There was a time when people who gave or went to wine and cheese parties were the same effete crew who found any movie with subtitles "meaningful."

Nowadays, the appreciation of win (or at least the drinking of it) is sufficiently widespread so that few people get the giggles when confronted with a sommelier, and the story (true) of the Midwestern columnist who, on being presented with the cork, showed his disdain for such snobbish customs by salting and eating it, seems apocryphal.

It's okay to give a wine and cheese party.

Following are recommendations from four knowledgeable sources on wines you might serve and cheeses to accompany them.

Harry Siegel at Ace Beverage, 2446 18th St. NW., suggests four wines carried by most liquor stores, some of which come in jugs for the budget-minded. With the white wines -- a Chenin Blanc or a Chablis -- Siegel would prefer fruit. For the red, he recommends a Zinfandel, whose fruitier flavor would do well with a sharp cheese, or a Cabernet Sauvignon served with a bland cheese.

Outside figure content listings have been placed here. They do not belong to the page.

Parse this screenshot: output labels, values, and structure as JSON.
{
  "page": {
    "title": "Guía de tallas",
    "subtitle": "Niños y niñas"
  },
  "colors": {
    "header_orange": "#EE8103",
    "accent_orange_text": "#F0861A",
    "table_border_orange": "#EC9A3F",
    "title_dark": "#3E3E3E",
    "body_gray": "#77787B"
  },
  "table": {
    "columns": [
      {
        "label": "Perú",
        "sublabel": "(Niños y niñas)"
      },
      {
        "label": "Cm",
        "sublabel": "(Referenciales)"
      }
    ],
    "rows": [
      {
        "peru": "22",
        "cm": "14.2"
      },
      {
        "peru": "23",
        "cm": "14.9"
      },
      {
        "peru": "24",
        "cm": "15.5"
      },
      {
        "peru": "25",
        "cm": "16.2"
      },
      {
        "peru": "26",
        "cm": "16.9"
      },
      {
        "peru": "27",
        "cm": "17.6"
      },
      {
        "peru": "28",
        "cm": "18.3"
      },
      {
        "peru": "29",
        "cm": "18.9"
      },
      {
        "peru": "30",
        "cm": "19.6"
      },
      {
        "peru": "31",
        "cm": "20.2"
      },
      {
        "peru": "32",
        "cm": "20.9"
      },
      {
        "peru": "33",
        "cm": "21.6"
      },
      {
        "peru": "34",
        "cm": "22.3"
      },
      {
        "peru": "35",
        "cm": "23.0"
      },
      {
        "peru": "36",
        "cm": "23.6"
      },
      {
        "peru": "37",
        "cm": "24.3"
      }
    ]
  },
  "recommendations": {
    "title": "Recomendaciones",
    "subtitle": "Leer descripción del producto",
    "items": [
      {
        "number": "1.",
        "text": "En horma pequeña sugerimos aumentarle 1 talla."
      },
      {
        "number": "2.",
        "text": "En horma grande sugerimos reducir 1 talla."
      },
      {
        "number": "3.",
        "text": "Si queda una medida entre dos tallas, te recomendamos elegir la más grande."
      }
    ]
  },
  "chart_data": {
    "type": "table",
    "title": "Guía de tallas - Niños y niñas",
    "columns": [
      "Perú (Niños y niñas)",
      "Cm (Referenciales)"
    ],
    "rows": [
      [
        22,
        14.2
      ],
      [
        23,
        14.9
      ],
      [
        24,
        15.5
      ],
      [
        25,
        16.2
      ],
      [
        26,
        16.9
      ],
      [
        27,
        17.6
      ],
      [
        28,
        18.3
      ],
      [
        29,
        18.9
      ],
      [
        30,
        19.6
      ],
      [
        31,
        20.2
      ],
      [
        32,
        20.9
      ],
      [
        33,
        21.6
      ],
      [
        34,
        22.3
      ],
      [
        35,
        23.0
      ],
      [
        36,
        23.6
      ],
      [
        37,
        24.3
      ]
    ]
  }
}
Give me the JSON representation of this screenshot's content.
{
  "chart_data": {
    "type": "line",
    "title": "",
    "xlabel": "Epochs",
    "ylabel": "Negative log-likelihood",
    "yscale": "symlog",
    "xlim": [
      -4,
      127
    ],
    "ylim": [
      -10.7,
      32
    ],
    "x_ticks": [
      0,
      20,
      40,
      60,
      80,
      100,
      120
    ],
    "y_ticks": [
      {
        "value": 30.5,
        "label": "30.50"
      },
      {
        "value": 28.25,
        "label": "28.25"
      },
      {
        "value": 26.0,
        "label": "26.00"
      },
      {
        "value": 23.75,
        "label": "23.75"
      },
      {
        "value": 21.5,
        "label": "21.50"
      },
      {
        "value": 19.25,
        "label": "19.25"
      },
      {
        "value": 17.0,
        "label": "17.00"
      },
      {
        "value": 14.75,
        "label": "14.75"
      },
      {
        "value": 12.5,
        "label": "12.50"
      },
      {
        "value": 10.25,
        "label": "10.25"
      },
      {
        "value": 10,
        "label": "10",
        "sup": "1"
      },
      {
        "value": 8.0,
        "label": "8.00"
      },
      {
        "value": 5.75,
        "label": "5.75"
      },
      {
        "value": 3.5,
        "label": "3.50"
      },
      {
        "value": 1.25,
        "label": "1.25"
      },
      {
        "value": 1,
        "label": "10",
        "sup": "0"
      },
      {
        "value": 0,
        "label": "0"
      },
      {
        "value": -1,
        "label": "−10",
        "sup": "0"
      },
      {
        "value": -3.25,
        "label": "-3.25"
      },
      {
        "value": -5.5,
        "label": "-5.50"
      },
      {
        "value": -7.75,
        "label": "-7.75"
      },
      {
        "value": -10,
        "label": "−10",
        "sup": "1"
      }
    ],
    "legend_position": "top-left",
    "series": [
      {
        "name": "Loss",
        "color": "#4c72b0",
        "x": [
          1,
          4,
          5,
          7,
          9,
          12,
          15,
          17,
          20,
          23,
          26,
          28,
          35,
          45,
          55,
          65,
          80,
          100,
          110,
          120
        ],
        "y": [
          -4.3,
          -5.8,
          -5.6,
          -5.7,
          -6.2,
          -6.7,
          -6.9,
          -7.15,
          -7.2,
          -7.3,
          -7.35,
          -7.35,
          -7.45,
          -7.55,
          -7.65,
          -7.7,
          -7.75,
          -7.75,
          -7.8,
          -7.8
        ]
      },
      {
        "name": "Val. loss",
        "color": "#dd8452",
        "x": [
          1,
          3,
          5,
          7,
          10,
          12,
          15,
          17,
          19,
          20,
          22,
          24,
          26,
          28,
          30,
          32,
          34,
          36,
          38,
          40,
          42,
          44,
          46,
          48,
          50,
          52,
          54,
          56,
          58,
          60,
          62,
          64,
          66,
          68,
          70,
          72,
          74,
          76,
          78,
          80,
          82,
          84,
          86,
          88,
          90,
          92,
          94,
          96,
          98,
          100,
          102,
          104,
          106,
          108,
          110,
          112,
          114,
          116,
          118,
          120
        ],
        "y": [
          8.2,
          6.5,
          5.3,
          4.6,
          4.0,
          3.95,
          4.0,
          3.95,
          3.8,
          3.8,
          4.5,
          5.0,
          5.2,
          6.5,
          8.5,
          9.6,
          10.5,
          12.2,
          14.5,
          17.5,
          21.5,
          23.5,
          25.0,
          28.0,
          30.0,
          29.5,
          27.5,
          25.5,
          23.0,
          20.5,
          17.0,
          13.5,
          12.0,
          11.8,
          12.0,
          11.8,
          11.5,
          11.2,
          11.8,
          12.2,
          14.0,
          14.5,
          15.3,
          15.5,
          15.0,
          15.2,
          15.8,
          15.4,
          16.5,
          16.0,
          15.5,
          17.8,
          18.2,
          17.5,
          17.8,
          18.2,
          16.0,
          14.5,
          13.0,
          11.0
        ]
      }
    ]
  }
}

The two white wines recommended by Ekkiott Staren of MacArthur Liquors, 4877 MacArthur Blvd NW, are a Cuvee du Baron, a blended burgundy at $2.99 a bottle, to be served with a Port du Salut or a Tilsit, and a Macon Le Grand Cristal, a Pinot Chardonnay, at $4.49 a bottle, paired with a Danish Grand Toast or a Camembert.

For the red wines, he would choose a Bordeaux -- Chateau Bodet 1975, $3.99 -- served with a Boursault, Black Diamond or cheddar, and a 1976 Beaujolais from Jadot, $4.99, served with a Brie or Jarlsberg.

The Original Wine and Cheese Shop, 1413 Wisconsin Ave. NW, suggests for the red wines a La Vieille Ferme, $2.99, a dry, full-bodied wine to be served with a soft cheese, a Brie perhaps, or a Camembert or Coulommier, and an Italian wine, a Pasolini Bardolino, also $2.99, coupled with an Italian Fontina or Aurichio Provolone.

For white wines, they recommend a 1976 Macon Village Blanc, a full-bodied, dry burgundy at $4.99 a bottle, to be served with a chevre, a goat cheese, like St. Maure or Montrachet. The other white they recommend is fruitier, a Pasolini Soave at $2.99, good with a Havarti, a German Bianco or Bel Paese.

Jeff Cohen at Capitol Hill Wine and Cheese, 611 Pennsylvania Ave. SE, recommends a Cuvee Jour ou Nuit, a blended burgundy in either red or white, at $3.69 a bottle. With the red he would serve a medium-hard cheese, an Italian Fontina, and with the white "one of the better Swiss cheeses, an Appenzell."

His other choice in red wine is Paul Beaudet's Beaujolais Village Chermieux, 1976, at $4.89 a bottle, slightly drier than most Beaujolais. With it, he chooses a soft, runny cheese: "My favorite would be Valembert."

With his second choice of white wine, Castel's Muscadet Sevre et Maine at $3.49 a bottle, he would serve a chevre, Montrachet Buche.